The religious philosopher John Toland was born in Ardagh on the Inishowen Peninsula in northwestern Ireland on November 30, 1670.


Having formally converted from Catholicism to Protestantism at the age of 16, Toland adopted a liberal point of view influenced by the philosophy of John Locke. He was the first person called a freethinker (by Bishop Berkeley) 

John Toland was one of the pioneers of the deist movement, the predominant philosophy of the Anglican Church in the late 17th and pre Wesley 18th century. 

Toland's first book Christianity not Mysterious published in 1696 was also his best known tome. In his controversial work, Toland argued that God is a rational being and that the Christian mysteries are the result of clerical manipulations. Such was the public outcry in Ireland that he is forced to flee to England

Wikipedia

He went on to write over a hundred books in various topics but mostly dedicated to criticizing ecclesiastical institutions.

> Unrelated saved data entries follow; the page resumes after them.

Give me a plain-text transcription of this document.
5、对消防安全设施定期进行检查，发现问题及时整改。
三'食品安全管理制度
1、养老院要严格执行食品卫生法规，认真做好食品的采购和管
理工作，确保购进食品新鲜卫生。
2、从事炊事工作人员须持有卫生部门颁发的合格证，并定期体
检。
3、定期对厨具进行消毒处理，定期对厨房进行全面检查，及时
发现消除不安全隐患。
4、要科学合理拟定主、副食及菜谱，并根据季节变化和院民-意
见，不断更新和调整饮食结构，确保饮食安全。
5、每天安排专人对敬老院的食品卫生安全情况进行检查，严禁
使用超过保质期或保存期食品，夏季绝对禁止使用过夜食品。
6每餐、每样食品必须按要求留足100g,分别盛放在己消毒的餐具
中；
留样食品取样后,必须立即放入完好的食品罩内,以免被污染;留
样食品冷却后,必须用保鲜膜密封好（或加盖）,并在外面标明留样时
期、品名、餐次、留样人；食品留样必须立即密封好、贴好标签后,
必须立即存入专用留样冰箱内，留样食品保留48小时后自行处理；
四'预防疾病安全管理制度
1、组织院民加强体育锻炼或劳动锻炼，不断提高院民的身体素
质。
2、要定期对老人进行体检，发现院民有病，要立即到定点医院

Toland was interested in the ancient pagan religion of the Druids and was in particular fascinated by the four thousand-year-old stone circles and other monuments, which he believed was built by them. In September 1717 Toland held the first known Druid revival ceremony at Primrose Hill, in London, at the Autumnal Equinox, to found the Mother Grove, what is later to become the Ancient Order of Druids (AOD). He was elected as the first Chief of the Mother Grove. 

Toland died aged 51 in Putney, London on March 11, 1722.